- Always note down all clinician discussions in a large personal diary or preferably on the electronic pathology record for the patient’s sample if this exists.
- Categorise and record the clinical relevance of the positive culture – a standard template to be shared soon.
Improve blood culture collection practice
- Ensure that your clinicians know how to collect blood cultures correctly – pathology registrars/ residents can get involved with training . See this resource for an example of best practice.
- Calculate your blood culture contamination rates regularly and identify locations that require followup training (if rate of contamination > 5%)
Phone notification – use ISBAR
- I introduce yourself – “I am the Pathology Registrar” and make sure you know who you are talking to – ask their name and record it in your notes.
- S “I am calling you about a positive blood culture on your patient x.”
- B Ask the clinician for some background on the patient – what is wrong with them, what antimicrobials are they on already? What doses are being used?
- A Work out your assessment of the situation; is this a significant blood culture isolate? If so are the antibiotics the patient is on ok for the job? Are the doses appropriate?
- R Make a recommendations- these might include- change of drug, dose, advice that you will call them when the susceptibilities are ready etc.
Remember, in order for your advice to be respected, some formality in your communication style with the clinician is worthwhile – be systematic as above. The clinician needs to know that you are really on their side (and the patient’s).
FIRST CALL- Positive Gram stain result available
- visit the lab every morning to check for new positive cultures and results of identification and susceptibility for previous events
- where possible access results from other micro benches for the patient to know what had grown
- white cell count – often helps to know this to help judge the significance of the event
- also check liver function tests for adults with Gram negative sepsis (? cholestatic picture c/w biliary sepsis)
Gram stain shows Gram Positive Cocci resembling staph
- await 4 hour initial tube coagulase reaction from the bottle sediment. Only contact doctor if coagulase positive.
- need to form an idea of likely source of infection; is there a surgically drainable collection, is it endocarditis, is an intravascular line responsible? S. aureus in blood cultures is rarely a contaminant, though this occurs more often in children.
- empiric treatment-wise, if MRSA accounts for more than 20% of positive S. aureus blood culture presentations, flucloxacillin is not going to be a good idea and an alternative is required – intravenous vancomycin most usually. In PNG where vancomycin not currently available, IV chloramphenicol is required.
- Two possibilities- Streptococcus species or Enterococcus species.
- Generally IV benzylpenicillin or amoxycillin will be ok. If it sounds like a lobar pneumonia and GPC (diplococci) resembling pneumococcus then ensure that dose of benpen is sufficient- 1.8g 4hrly for severe cases best.
Gram positive rod
- Possibilities include- Bacillus (usually large rectangular shape), Clostridium, Corynebacterium (smaller, clumps in chinese character type appearance), Listeria.

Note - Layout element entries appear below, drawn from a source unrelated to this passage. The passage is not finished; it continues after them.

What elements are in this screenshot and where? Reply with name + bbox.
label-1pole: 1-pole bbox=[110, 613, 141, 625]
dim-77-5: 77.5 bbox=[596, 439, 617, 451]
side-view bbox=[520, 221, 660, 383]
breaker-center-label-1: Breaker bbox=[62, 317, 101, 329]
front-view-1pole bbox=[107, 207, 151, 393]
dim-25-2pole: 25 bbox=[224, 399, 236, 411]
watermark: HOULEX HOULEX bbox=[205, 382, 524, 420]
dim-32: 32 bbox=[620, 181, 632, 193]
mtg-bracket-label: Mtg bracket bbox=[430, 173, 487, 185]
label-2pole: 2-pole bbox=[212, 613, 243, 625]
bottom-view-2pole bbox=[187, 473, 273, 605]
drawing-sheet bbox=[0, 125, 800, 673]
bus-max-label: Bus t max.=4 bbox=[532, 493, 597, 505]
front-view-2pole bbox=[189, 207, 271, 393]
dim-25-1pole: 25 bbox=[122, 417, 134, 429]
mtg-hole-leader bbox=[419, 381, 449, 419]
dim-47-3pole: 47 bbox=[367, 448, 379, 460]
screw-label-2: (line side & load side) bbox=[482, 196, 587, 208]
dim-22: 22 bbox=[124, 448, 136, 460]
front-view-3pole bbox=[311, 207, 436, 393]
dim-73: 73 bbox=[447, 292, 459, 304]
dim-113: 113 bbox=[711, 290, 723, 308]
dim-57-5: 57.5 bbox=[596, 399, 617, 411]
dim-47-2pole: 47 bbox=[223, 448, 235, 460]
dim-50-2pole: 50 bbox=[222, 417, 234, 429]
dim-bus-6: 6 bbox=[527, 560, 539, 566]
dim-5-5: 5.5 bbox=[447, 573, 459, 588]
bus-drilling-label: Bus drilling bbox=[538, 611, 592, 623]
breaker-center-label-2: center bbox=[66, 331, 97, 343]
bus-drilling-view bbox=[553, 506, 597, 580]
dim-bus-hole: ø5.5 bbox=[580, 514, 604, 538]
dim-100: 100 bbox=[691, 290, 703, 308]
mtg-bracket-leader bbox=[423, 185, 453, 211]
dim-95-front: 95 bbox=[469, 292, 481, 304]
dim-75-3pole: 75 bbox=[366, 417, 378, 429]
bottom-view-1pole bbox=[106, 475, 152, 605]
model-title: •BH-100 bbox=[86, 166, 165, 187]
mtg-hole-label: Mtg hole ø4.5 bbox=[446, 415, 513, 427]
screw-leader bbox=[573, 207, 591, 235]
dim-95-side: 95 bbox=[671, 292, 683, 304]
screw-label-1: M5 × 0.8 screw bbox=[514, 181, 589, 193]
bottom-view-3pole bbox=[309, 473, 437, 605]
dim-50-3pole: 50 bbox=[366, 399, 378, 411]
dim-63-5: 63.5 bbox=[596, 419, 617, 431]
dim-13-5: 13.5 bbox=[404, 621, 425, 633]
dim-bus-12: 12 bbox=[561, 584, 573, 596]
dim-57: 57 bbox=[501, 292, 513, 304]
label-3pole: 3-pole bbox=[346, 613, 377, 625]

- Most frequently- contamination – however, have to be careful that Listeria and B. anthracis are properly considered during workup.
Gram negative rod
- Most usually represent significant isolates. See Part 2.
- Correlate with other lab results (e.g. urine culture, liver fx tests)
Gram negative diplococcus
- Assume N. meningitidis although occasionally Moraxella or Acinetobacter will turn up and these may be contaminants. Acinetobacter– see environmental Gram negatives below.
- Most frequently will represent Candida species. Line sepsis (central line) most often. Haematology patients may get disseminated disease. Intravenous drug users may also present with candidaemia.